Quick and easy Sherry Dijon Vinaigrette: A reason to quit hitting the bottle

In minutes, Spanish sherry vinegar, Dijon mustard, shallots and olive oil become a lively vinaigrette that blows right past bottled salad dressings. Recipe below.

Mark Bittman loves his lists. In a recent article, “Fresh Start for a New Year? Let’s Begin in the Kitchen”, The New York Times’ Minimalist lists 15 OUTS and INS for the pantry—things to get rid of and what to replace them with.

I love Bittman’s lists too. Oh, I don’t always agree with everything on his lists, including this one [canned beans are OUT?—I don’t think so, and neither does über chef David Burke]. Invariably, though, something on each list makes me rethink how I do things in the kitchen, inspires me to try a new technique or explore a new ingredient.

And I’ll admit, one reason I love his lists is that invariably, at least one item on them makes me feel a little smug, because I’m already on the same page with him. This, for instance: “OUT Bottled salad dressing and marinades. The biggest rip-offs imaginable.” We haven’t bought bottled salad dressing in years. Making them, especially a simple vinaigrette, is just too darned easy to pay bottled dressing prices and get, well, bottled dressing flavor.

As an added bonus, you can generally pronounce all the ingredients in homemade dressing. Years ago, a potter friend of mine picked up the bottle of store-bought salad dressing I had just used to prepare a salad and started reading the ingredients. When he came to one multi-syllabic item in the list, he said he added that same ingredient to his glazes to help them stick to the unfired clay.

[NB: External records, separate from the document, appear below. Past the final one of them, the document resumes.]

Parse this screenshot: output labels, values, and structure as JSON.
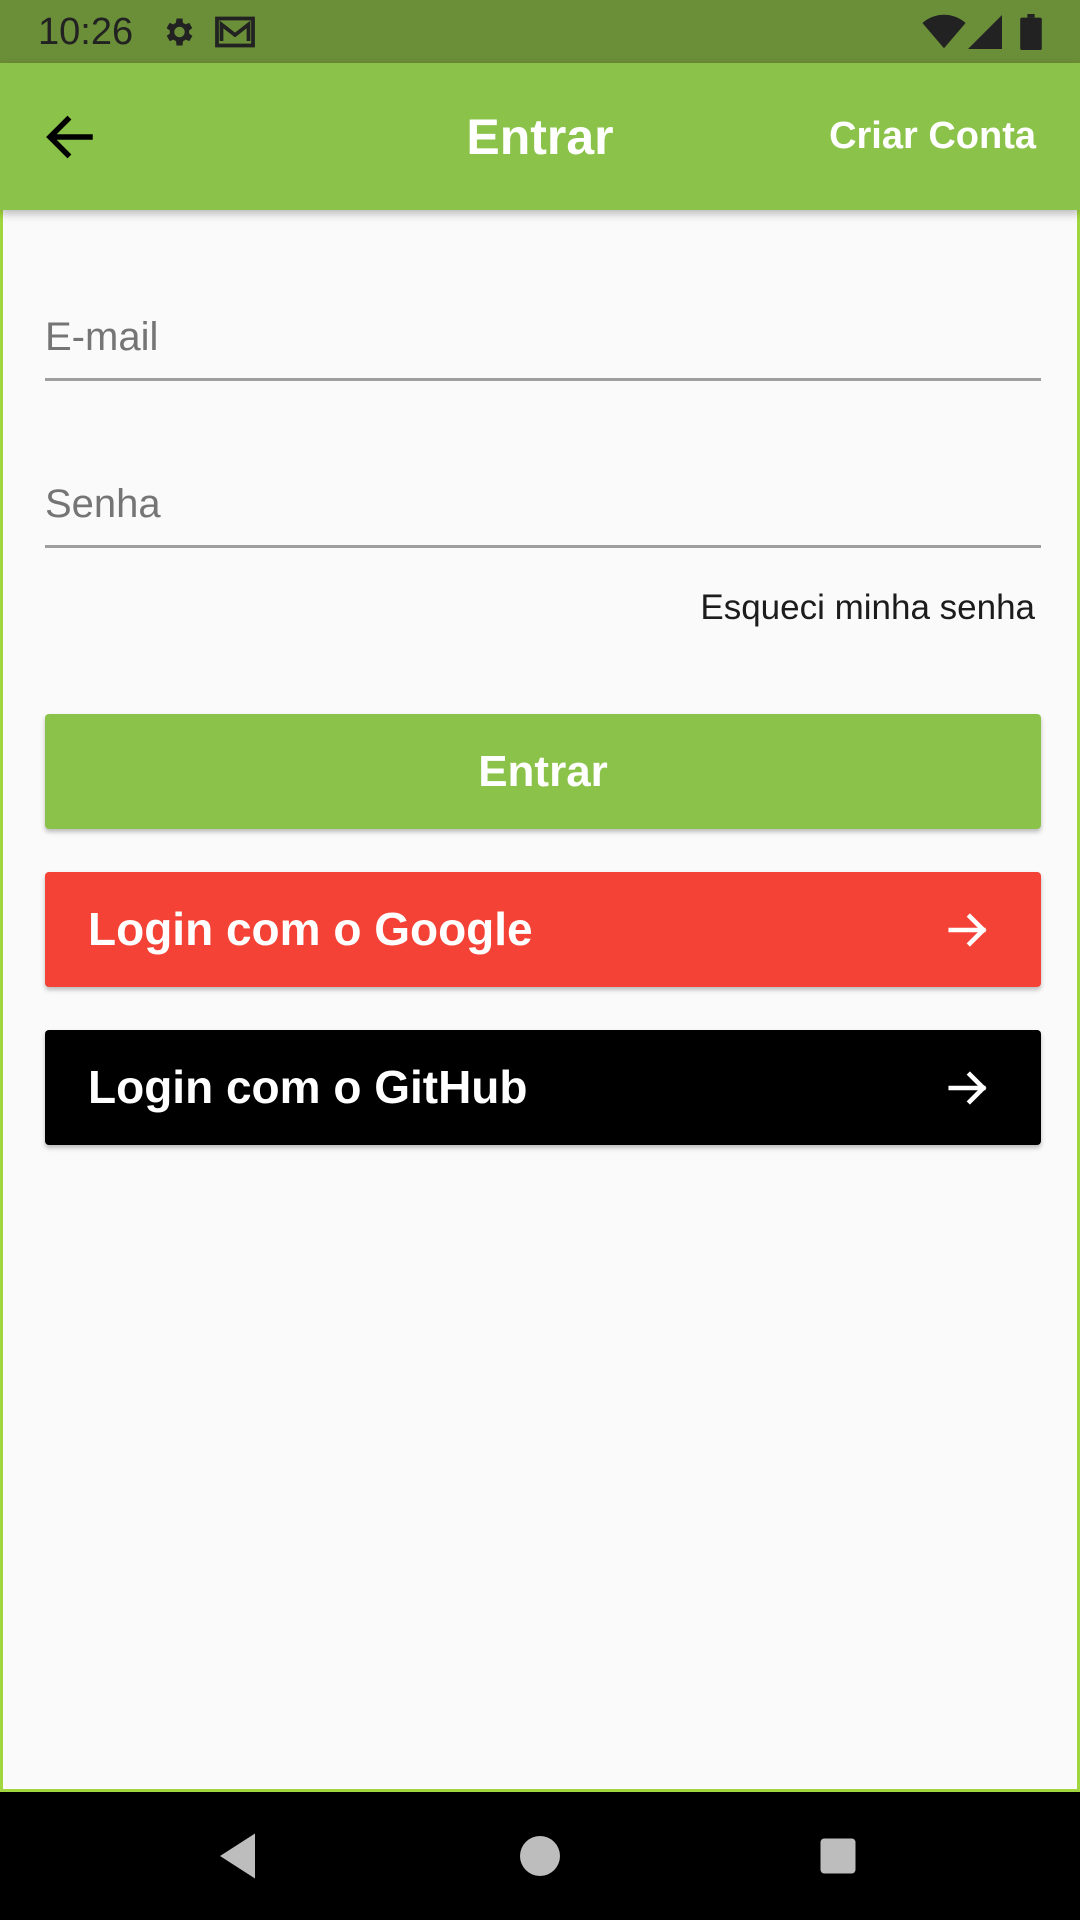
{
  "status_bar": {
    "time": "10:26",
    "icons": [
      "gear-icon",
      "gmail-icon",
      "wifi-icon",
      "signal-icon",
      "battery-icon"
    ]
  },
  "app_bar": {
    "title": "Entrar",
    "action_label": "Criar Conta",
    "back_icon": "arrow-left-icon",
    "color": "#8bc34a"
  },
  "form": {
    "email_placeholder": "E-mail",
    "email_value": "",
    "password_placeholder": "Senha",
    "password_value": "",
    "forgot_password_label": "Esqueci minha senha"
  },
  "buttons": {
    "login_label": "Entrar",
    "google_label": "Login com o Google",
    "github_label": "Login com o GitHub",
    "google_color": "#f44336",
    "github_color": "#000000",
    "arrow_icon": "arrow-right-icon"
  },
  "nav_bar": {
    "icons": [
      "back-triangle-icon",
      "home-circle-icon",
      "recents-square-icon"
    ]
  }
}
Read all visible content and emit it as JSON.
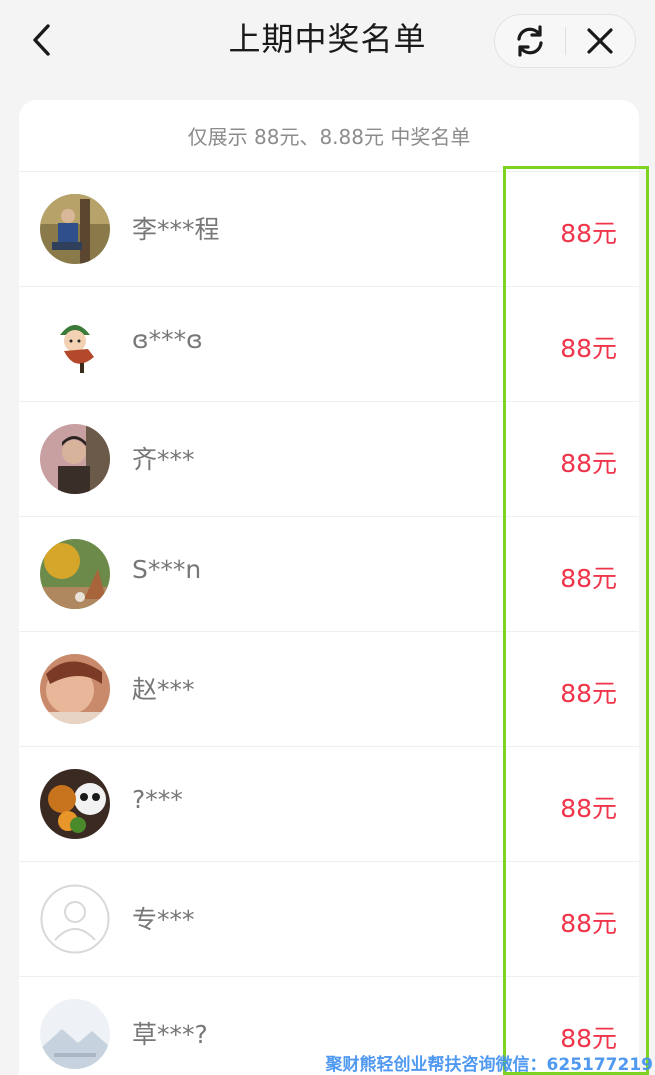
{
  "header": {
    "title": "上期中奖名单"
  },
  "note": "仅展示 88元、8.88元 中奖名单",
  "winners": [
    {
      "name": "李***程",
      "amount": "88元",
      "avatar": "photo-man-outdoor"
    },
    {
      "name": "ɞ***ɞ",
      "amount": "88元",
      "avatar": "cartoon-girl"
    },
    {
      "name": "齐***",
      "amount": "88元",
      "avatar": "photo-woman-portrait"
    },
    {
      "name": "S***n",
      "amount": "88元",
      "avatar": "photo-autumn-landscape"
    },
    {
      "name": "赵***",
      "amount": "88元",
      "avatar": "photo-child-sleeping"
    },
    {
      "name": "?***",
      "amount": "88元",
      "avatar": "photo-panda-toy"
    },
    {
      "name": "专***",
      "amount": "88元",
      "avatar": "default-user-icon"
    },
    {
      "name": "草***?",
      "amount": "88元",
      "avatar": "mountain-landscape"
    }
  ],
  "watermark": "聚财熊轻创业帮扶咨询微信：625177219",
  "colors": {
    "amount": "#f0344a",
    "highlight": "#7ed321",
    "watermark": "#3d8ff0"
  }
}
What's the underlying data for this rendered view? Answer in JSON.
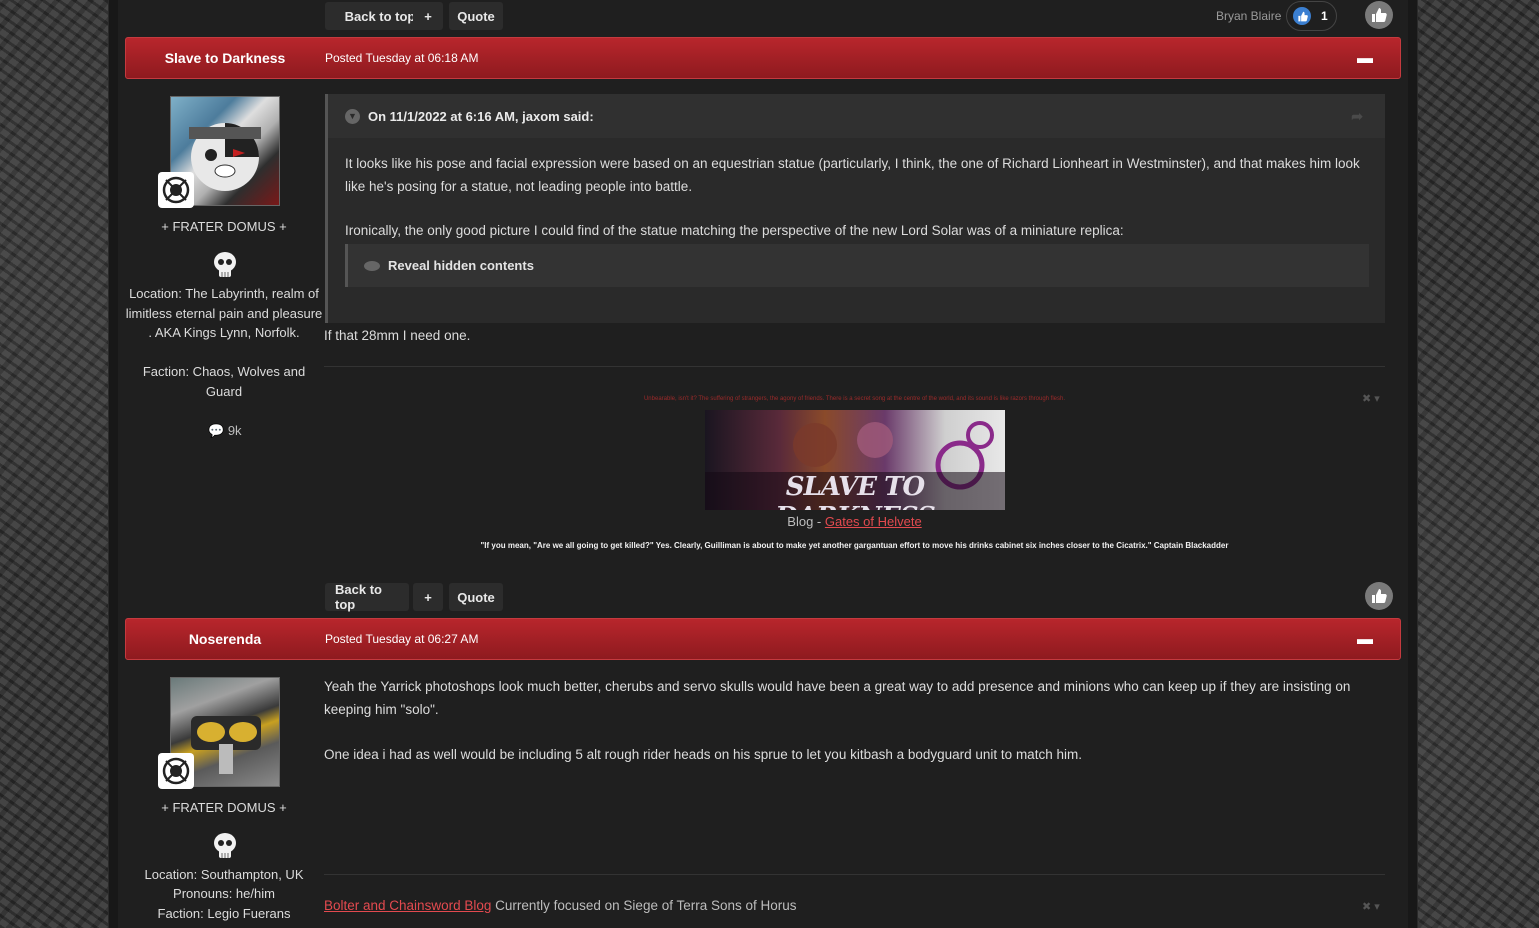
{
  "post_actions": {
    "back_to_top": "Back to top",
    "plus": "+",
    "quote": "Quote"
  },
  "top_likes": {
    "liker": "Bryan Blaire",
    "count": "1"
  },
  "post1": {
    "author": "Slave to Darkness",
    "posted": "Posted Tuesday at 06:18 AM",
    "rank": "+ FRATER DOMUS +",
    "location": "Location: The Labyrinth, realm of limitless eternal pain and pleasure . AKA Kings Lynn, Norfolk.",
    "faction": "Faction: Chaos, Wolves and Guard",
    "posts": "9k",
    "quote_header": "On 11/1/2022 at 6:16 AM, jaxom said:",
    "quote_p1": "It looks like his pose and facial expression were based on an equestrian statue (particularly, I think, the one of Richard Lionheart in Westminster), and that makes him look like he's posing for a statue, not leading people into battle.",
    "quote_p2": "Ironically, the only good picture I could find of the statue matching the perspective of the new Lord Solar was of a miniature replica:",
    "spoiler": "Reveal hidden contents",
    "reply": "If that 28mm I need one.",
    "sig_quote_small": "Unbearable, isn't it? The suffering of strangers, the agony of friends. There is a secret song at the centre of the world, and its sound is like razors through flesh.",
    "sig_banner_text": "SLAVE TO DARKNESS",
    "sig_blog_prefix": "Blog - ",
    "sig_blog_link": "Gates of Helvete",
    "sig_quote_bold": "\"If you mean, \"Are we all going to get killed?\" Yes. Clearly, Guilliman is about to make yet another gargantuan effort to move his drinks cabinet six inches closer to the Cicatrix.\" Captain Blackadder"
  },
  "post2": {
    "author": "Noserenda",
    "posted": "Posted Tuesday at 06:27 AM",
    "rank": "+ FRATER DOMUS +",
    "location": "Location: Southampton, UK",
    "pronouns": "Pronouns: he/him",
    "faction": "Faction: Legio Fuerans",
    "p1": "Yeah the Yarrick photoshops look much better, cherubs and servo skulls would have been a great way to add presence and minions who can keep up if they are insisting on keeping him \"solo\".",
    "p2": "One idea i had as well would be including 5 alt rough rider heads on his sprue to let you kitbash a bodyguard unit to match him.",
    "sig_link": "Bolter and Chainsword Blog",
    "sig_text": " Currently focused on Siege of Terra Sons of Horus"
  },
  "colors": {
    "header_red": "#b8262c",
    "link_red": "#e34a4f",
    "bg_dark": "#1f1f1f"
  },
  "icons": [
    "thumbs-up-icon",
    "ellipsis-icon",
    "quote-chevron-icon",
    "share-icon",
    "eye-icon",
    "comment-icon",
    "close-icon",
    "skull-icon",
    "rank-badge-icon"
  ]
}
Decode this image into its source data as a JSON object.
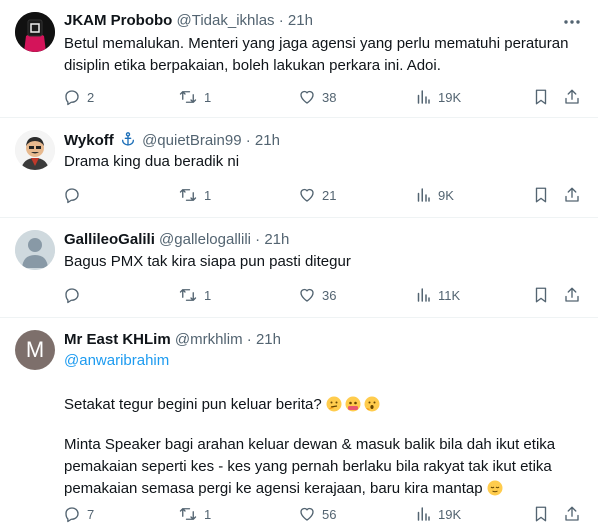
{
  "tweets": [
    {
      "name": "JKAM Probobo",
      "handle": "@Tidak_ikhlas",
      "time": "21h",
      "text": "Betul memalukan. Menteri yang jaga agensi yang perlu mematuhi peraturan disiplin etika berpakaian, boleh lakukan perkara ini. Adoi.",
      "replies": "2",
      "reposts": "1",
      "likes": "38",
      "views": "19K"
    },
    {
      "name": "Wykoff",
      "handle": "@quietBrain99",
      "time": "21h",
      "text": "Drama king dua beradik ni",
      "replies": "",
      "reposts": "1",
      "likes": "21",
      "views": "9K"
    },
    {
      "name": "GallileoGalili",
      "handle": "@gallelogallili",
      "time": "21h",
      "text": "Bagus PMX tak kira siapa pun pasti ditegur",
      "replies": "",
      "reposts": "1",
      "likes": "36",
      "views": "11K"
    },
    {
      "name": "Mr East KHLim",
      "handle": "@mrkhlim",
      "time": "21h",
      "avatar_letter": "M",
      "mention": "@anwaribrahim",
      "line2": "Setakat tegur begini pun keluar berita?",
      "line3": "Minta Speaker bagi arahan keluar dewan & masuk balik bila dah ikut etika pemakaian seperti kes - kes yang  pernah berlaku bila rakyat tak ikut etika pemakaian semasa pergi ke agensi kerajaan, baru kira mantap",
      "replies": "7",
      "reposts": "1",
      "likes": "56",
      "views": "19K"
    }
  ],
  "separator": "·",
  "colors": {
    "text": "#0f1419",
    "secondary": "#536471",
    "link": "#1d9bf0",
    "border": "#eff3f4"
  }
}
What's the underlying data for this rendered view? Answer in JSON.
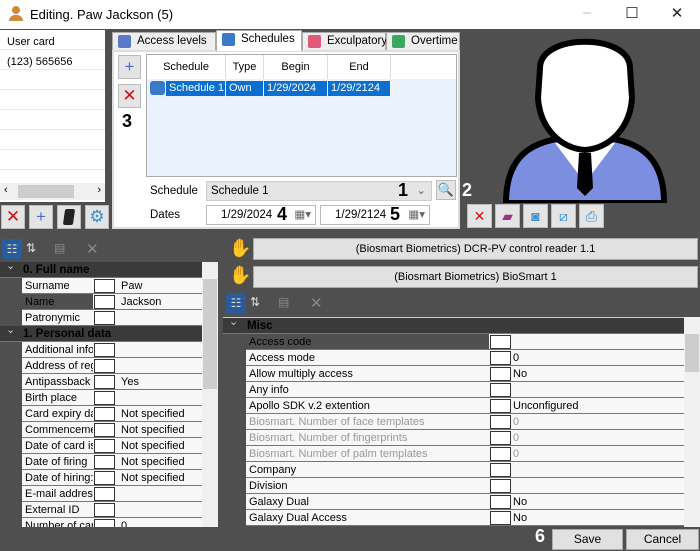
{
  "window": {
    "title": "Editing. Paw Jackson (5)",
    "minimize": "–",
    "maximize": "☐",
    "close": "✕"
  },
  "left_list": {
    "items": [
      "User card",
      "(123) 565656"
    ]
  },
  "tabs": [
    {
      "label": "Access levels",
      "color": "#5a7ac8"
    },
    {
      "label": "Schedules",
      "color": "#3a78c8"
    },
    {
      "label": "Exculpatory",
      "color": "#e05a7a"
    },
    {
      "label": "Overtime",
      "color": "#3aa860"
    }
  ],
  "schedules": {
    "columns": [
      "Schedule",
      "Type",
      "Begin",
      "End"
    ],
    "rows": [
      [
        "Schedule 1",
        "Own",
        "1/29/2024",
        "1/29/2124"
      ]
    ],
    "schedule_label": "Schedule",
    "schedule_value": "Schedule 1",
    "dates_label": "Dates",
    "date_begin": "1/29/2024",
    "date_end": "1/29/2124"
  },
  "callouts": [
    "1",
    "2",
    "3",
    "4",
    "5",
    "6"
  ],
  "devices": [
    "(Biosmart Biometrics) DCR-PV control reader 1.1",
    "(Biosmart Biometrics) BioSmart 1"
  ],
  "left_grid": [
    {
      "type": "cat",
      "label": "0. Full name"
    },
    {
      "label": "Surname",
      "value": "Paw"
    },
    {
      "label": "Name",
      "value": "Jackson",
      "sel": true
    },
    {
      "label": "Patronymic",
      "value": ""
    },
    {
      "type": "cat",
      "label": "1. Personal data"
    },
    {
      "label": "Additional info",
      "value": ""
    },
    {
      "label": "Address of reg",
      "value": ""
    },
    {
      "label": "Antipassback",
      "value": "Yes"
    },
    {
      "label": "Birth place",
      "value": ""
    },
    {
      "label": "Card expiry da",
      "value": "Not specified"
    },
    {
      "label": "Commenceme",
      "value": "Not specified"
    },
    {
      "label": "Date of card is",
      "value": "Not specified"
    },
    {
      "label": "Date of firing",
      "value": "Not specified"
    },
    {
      "label": "Date of hiring:",
      "value": "Not specified"
    },
    {
      "label": "E-mail address",
      "value": ""
    },
    {
      "label": "External ID",
      "value": ""
    },
    {
      "label": "Number of car",
      "value": "0"
    }
  ],
  "right_grid": [
    {
      "type": "cat",
      "label": "Misc"
    },
    {
      "label": "Access code",
      "value": "",
      "sel": true
    },
    {
      "label": "Access mode",
      "value": "0"
    },
    {
      "label": "Allow multiply access",
      "value": "No"
    },
    {
      "label": "Any info",
      "value": ""
    },
    {
      "label": "Apollo SDK v.2 extention",
      "value": "Unconfigured"
    },
    {
      "label": "Biosmart. Number of face templates",
      "value": "0",
      "dis": true
    },
    {
      "label": "Biosmart. Number of fingerprints",
      "value": "0",
      "dis": true
    },
    {
      "label": "Biosmart. Number of palm templates",
      "value": "0",
      "dis": true
    },
    {
      "label": "Company",
      "value": ""
    },
    {
      "label": "Division",
      "value": ""
    },
    {
      "label": "Galaxy Dual",
      "value": "No"
    },
    {
      "label": "Galaxy Dual Access",
      "value": "No"
    }
  ],
  "footer": {
    "save": "Save",
    "cancel": "Cancel"
  }
}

The ingredients we use at home are things you typically put into a bowl, not on it. And more often than not, they’re the very definition of simple. Marion makes one dressing by drizzling fresh lemon juice and olive oil over mixed greens, adding a little salt and little pepper, giving it all a quick toss and done. I have to measure things, but I still keep it pretty simple.

One example is this garlicky vinaigrette that I learned to make at the kitchen table of an old French woman in St. Louis. Her dog, a three-legged beagle named Jean-Pierre, only understood French commands.

Over the years, I’ve experimented with various vinegars and oils, along with fresh and dried herbs on occasion. You should too. As long as you keep the oil-to-acid ratio roughly 3-to-1, you should come up with something good.

I can’t remember where I first came across the recipe for the sherry Dijon vinaigrette below, but it didn’t originally call for shallots. Lots of dressing recipes do, but I’d always avoided them in the past. I know shallots are really more like the refined love child of onions and garlic, not as overpowering, but as much as I love cooked onions, I’m seldom a fan of them raw. I assumed that however good raw shallots might taste in the dressing, that taste would hang around to haunt me later.

Well, as fate would have it, when I was whipping up a dressing for a dinner party recently, a lonely little shallot was sitting on the kitchen counter and I figured what the heck. In it went. The results didn’t shout ONION, as I’d feared they might. Instead, this already good vinaigrette was just subtly livelier, brighter, more flavorful. And the well-mannered shallot didn’t hang around on the palate later. I was totally won over. I think you will be too.

Sherry Dijon Vinaigrette
Makes about 1/4 cup [enough for 4 to 5 side salad servings]

3 tablespoons olive oil
1-1/2 teaspoons Dijon mustard
1-1/2 teaspoons good quality Spanish sherry vinegar
1 tablespoon minced shallot
salt and freshly ground black pepper, to taste

Put all ingredients in a small bowl and whisk until completely combined. Done. You can mix ingredients and let rest for 15 minutes or so to let flavors really swap around, but this step can be skipped if time doesn’t permit.

3 thoughts on “Quick and easy Sherry Dijon Vinaigrette: A reason to quit hitting the bottle

  1. I love the article. Ins and Outs. Good read. I am always looking for homemade dressings. This looks like a winner. I’m going to have to give it a try!! Thanks!

  2. Great post!!

    As far as I am concerned, almost everything he Bittman mentions as “OUT” was never “IN.” Although, I recently tried Panko bread crumbs to see what all the fuss was about, and they did, indeed, add a nice crunch. And while I usually make my own bread crumbs, I would use them again for certain recipes.

    I agree with you in the canned beans. While I prefer to cook them from scratch (as blogged here), I often use cans as a fallback, and keep a good stock in my pantry. I also use a good quality, organic, non-irradiated dried basil as a fall back for sauces, as well, and find it adds a nice sweet basil flavor.

    I have always made my own dressings, marinades, etc. That’s the only way to fly.

    Thanks for the fun read(s).

    Cheers,

    ~ Paula

  3. Thanks for stopping by, Donna-FFW. Hope you like the dressing!

    Paula Maack—Actually, Marion made some fried chicken last night with Panko bread crumbs that will probably end up as a post one of these days. Much as I love Mr. Bittman, any list should be taken with a grain of kosher or sea salt.